Die Walküre, which closes Sunday, is Round 2 of the Houston Grand Opera’s four-year cycle of Wagner’s Ring of the Nibelung. Round 1, Das Rheingold, was presented last year. Rounds 3 and 4, Siegfried and Die Götterdämmerung, respectively, will come in 2016 and 2017.
To deal with a couple of Walküre’s irritations first, director Carlus Padrissa has Siegmund and Sieglinde crouching down in a kind of frog posture, hamstrung by ropes and wearing something resembling animal — or perhaps cavemen — costumes.
This not only robbed the two of even a trace of dignity but seemed inescapably uncomfortable. After a considerable length of time, they assumed a more conventional posture, but the memory of their ordeal lingered.
What became another irritation had a more justifiable foundation but didn’t work quite as it should have. The principal singers had crane-like apparatuses that lifted them high above the stage floor. The idea was certainly defensible: to free them — gods that they were — from earth’s bounds and allow them to soar in three dimensions.
But in practice, the trick left some of the singers and some in the audience a little uncomfortable: The seatbelt-like safety mechanism that kept the gods from falling seemed a little awkward in fastening and unfastening, and the guys who operated the cranes sometimes seemed to miss a cue (I remember a scene in Das Rheingold in which a goddess apparently was temporarily stranded on high).
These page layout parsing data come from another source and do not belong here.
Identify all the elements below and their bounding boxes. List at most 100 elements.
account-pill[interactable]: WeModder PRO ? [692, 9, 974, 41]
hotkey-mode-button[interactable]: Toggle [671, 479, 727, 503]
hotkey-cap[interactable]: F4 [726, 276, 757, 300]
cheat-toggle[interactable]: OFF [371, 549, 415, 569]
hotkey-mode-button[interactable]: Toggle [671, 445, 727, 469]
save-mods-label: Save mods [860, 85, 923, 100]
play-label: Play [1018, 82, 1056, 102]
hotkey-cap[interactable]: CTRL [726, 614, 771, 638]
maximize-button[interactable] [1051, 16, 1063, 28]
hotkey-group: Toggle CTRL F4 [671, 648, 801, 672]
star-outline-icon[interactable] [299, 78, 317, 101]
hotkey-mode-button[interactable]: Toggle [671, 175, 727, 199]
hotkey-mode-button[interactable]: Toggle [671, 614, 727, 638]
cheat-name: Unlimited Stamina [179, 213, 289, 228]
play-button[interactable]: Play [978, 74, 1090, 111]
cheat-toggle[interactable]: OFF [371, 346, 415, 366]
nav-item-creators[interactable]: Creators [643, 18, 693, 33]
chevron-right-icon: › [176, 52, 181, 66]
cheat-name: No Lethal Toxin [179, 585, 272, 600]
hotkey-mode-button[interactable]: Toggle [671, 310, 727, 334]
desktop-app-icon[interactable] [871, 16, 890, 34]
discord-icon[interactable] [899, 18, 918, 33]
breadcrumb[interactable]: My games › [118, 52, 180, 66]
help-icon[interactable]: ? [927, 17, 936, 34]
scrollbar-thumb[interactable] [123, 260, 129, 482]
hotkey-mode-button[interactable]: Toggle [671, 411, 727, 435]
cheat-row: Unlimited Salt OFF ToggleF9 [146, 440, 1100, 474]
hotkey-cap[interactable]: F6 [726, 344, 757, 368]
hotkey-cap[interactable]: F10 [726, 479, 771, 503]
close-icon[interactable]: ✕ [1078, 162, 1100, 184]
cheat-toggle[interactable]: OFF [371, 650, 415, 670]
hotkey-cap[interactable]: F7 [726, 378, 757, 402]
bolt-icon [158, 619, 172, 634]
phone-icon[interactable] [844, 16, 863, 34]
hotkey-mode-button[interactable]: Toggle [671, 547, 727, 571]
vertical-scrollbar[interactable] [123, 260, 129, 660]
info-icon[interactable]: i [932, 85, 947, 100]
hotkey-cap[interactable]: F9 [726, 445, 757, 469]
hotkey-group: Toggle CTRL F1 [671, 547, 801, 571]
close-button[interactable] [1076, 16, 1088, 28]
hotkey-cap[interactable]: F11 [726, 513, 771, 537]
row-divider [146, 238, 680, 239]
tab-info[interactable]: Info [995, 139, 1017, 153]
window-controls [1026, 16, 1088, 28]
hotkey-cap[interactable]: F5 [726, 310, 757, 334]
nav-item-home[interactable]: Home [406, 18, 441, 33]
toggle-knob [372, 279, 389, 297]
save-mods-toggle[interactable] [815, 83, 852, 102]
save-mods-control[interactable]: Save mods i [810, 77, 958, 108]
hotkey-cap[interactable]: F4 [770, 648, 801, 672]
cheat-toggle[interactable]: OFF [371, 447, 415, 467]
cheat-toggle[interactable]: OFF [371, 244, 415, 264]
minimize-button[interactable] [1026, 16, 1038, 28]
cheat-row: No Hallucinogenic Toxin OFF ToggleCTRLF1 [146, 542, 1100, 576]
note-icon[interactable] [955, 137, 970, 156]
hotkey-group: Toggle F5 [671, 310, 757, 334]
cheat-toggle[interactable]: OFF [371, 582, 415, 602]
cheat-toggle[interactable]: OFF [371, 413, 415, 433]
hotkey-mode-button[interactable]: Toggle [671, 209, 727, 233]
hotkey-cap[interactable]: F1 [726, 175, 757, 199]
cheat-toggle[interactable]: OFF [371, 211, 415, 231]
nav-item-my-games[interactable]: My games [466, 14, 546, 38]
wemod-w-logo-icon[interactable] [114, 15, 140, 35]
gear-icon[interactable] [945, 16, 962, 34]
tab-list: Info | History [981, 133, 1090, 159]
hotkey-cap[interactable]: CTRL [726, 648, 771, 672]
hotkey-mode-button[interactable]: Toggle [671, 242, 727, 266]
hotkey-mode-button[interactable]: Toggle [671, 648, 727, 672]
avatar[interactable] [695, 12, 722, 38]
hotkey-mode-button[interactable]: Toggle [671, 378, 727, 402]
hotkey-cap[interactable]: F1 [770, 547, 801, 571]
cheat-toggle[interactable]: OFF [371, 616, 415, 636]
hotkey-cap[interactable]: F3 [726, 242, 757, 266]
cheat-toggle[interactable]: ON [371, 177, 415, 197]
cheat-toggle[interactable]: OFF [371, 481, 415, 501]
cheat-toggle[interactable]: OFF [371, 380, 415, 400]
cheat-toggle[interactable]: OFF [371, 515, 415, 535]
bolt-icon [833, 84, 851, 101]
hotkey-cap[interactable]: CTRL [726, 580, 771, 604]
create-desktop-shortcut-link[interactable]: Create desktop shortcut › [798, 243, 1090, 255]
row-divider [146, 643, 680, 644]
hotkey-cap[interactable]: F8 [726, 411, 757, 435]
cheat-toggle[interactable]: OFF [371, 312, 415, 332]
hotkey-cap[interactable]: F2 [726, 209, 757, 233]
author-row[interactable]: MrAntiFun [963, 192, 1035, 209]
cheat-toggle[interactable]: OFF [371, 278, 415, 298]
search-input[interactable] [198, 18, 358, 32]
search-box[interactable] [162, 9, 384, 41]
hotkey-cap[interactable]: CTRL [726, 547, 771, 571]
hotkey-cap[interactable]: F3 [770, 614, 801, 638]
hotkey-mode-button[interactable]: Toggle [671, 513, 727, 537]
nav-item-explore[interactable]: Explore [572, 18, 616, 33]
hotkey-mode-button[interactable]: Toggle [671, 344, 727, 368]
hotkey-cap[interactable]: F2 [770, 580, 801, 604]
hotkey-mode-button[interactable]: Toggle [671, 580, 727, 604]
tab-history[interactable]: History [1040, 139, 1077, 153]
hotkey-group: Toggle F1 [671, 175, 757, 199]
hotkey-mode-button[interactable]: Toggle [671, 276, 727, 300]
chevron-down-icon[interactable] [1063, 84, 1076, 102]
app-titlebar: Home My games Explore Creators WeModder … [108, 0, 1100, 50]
But these are minor complaints and fade in light of Houston’s across-the-board superb vocal and orchestral performance (heard on April 22).
Heading the list of standouts was Christine Goerke as a Brünnhilde producing thrills of power and tone that make one eager for the next two years’ Siegfried and Götterdämmerung. Goerke has full Rings at the Lyric Opera of Chicago and the Metropolitan Opera on her schedule; she looks likely to be known as one of the Wagner greats before she’s through.
Wagner’s twins, Siegmund and Sieglinde, were taken by Simon O’Neill and Karita Mattila. If not quite scaling the heights of Goerke, they produced vocal beauty and power sufficient to create memorable impressions.
Iain Paterson had the voice and sense of command to create a top-rank Wotan, though it seemed to me that he was showing symptoms of vocal fatigue toward the end of the evening.
The Hunding of Ain Anger and Fricka of Jamie Barton, as well as a consistently superb group of eight Valkyries, made the evening an all-round vocal and dramatic success.
Not least of the performance’s strong points was the mastery of conductor Patrick Summers and the playing, both subtle and grand, of the Houston Grand Opera orchestra.
The production team, in addition to Padrissa, was Roland Olbeter (set designer), Chu Uroz (costume designer), Peter van Praet (lighting designer), Franc Aleu (video designer) and Antonio Castro (lighting realizer).
Those last two positions show how much technology has invaded opera. Aida with elephants and camels? Those were the good old days. No more. Now they’d be high-tech projections — virtual elephants and camels, surrealistically designed.